Two days before an inmate is released, a governor-level administrator checks the paperwork, license, and arrest warrant to make sure the correct person is released.
It is understood that the investigation will focus on whether Kebatu’s status as a detainee awaiting deportation was not included in the documents or whether it was overlooked by someone in charge of the checks.
Allegations of sexual assault against Kebatu led to protests and counter-protests in Epping, where he lived in an asylum, and eventually outside hotels housing asylum seekers across the country.
He was found guilty of five offenses after a three-day trial at Chelmsford and Colchester magistrates’ courts in September and his sentencing hearing heard it was his “firm wish” to be deported.
According to government figures published in July, 262 prisoners were mistakenly released by March 2025: a 128% increase on 115 prisoners in the previous 12 months.
In the House of Commons on Monday, Lammy confirmed that stricter release controls on prisoners would come into force immediately.
A five-page “check list” was issued to prisons asking officers to check prisoners’ details, as well as their “tattoos and scars” on a photograph before they were released.
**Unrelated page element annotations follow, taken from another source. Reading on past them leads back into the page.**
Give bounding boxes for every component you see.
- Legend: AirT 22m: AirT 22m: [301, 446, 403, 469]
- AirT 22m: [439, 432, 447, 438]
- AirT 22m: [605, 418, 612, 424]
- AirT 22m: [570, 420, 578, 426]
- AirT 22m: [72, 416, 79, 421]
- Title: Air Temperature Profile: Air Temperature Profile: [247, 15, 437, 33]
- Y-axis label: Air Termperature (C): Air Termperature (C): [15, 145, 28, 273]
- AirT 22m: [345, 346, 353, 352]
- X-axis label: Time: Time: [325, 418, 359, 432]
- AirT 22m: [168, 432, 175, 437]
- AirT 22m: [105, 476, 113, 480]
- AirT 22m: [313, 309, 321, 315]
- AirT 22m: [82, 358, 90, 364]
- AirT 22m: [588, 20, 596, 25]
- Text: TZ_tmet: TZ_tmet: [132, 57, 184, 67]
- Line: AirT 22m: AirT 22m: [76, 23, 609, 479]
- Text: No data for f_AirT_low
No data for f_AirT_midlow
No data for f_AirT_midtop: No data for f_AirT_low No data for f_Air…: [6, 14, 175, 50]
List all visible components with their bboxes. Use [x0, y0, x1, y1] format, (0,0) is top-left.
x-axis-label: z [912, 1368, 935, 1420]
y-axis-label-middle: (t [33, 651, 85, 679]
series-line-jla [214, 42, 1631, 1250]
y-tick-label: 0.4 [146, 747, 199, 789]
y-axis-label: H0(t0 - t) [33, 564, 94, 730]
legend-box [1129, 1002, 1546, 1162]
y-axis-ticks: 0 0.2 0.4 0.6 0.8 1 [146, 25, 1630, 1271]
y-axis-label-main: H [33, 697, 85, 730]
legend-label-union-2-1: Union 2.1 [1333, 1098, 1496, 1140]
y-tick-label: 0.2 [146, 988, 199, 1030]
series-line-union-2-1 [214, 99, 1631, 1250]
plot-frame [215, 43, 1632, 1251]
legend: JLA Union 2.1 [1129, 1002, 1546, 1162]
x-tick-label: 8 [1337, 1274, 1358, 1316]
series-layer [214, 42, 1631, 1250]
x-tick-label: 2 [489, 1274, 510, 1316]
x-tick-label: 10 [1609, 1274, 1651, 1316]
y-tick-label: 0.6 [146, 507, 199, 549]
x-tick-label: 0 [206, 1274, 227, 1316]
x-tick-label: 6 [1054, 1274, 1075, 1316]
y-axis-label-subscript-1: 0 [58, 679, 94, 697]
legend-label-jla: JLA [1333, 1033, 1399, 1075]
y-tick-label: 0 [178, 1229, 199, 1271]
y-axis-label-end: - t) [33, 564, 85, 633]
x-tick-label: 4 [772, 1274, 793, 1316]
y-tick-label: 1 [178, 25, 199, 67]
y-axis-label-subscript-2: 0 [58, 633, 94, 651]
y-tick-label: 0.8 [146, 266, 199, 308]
But the extra checks have been criticized by senior prison staff as they would increase workloads and put more pressure on a system that is already struggling to cope.
The Government must reinvest in prisons after “austerity has destroyed our prisons”, the Prison Governors Association said in a statement. “The checklist will not be enough,” he said in a statement.
Lammy said there had been a 30 per cent cut in prison staff under the Conservatives, with more than half of frontline prison officers now having less than five years’ experience.
He said: “With the system brought to its knees, it’s no surprise that mistakes like this happen. We also have to be honest that the previous government’s approach to this crisis contributed to a level of complexity and pressure that made mistakes more likely.”
Shadow justice secretary Robert Jenrick said the incident was a “national disgrace”.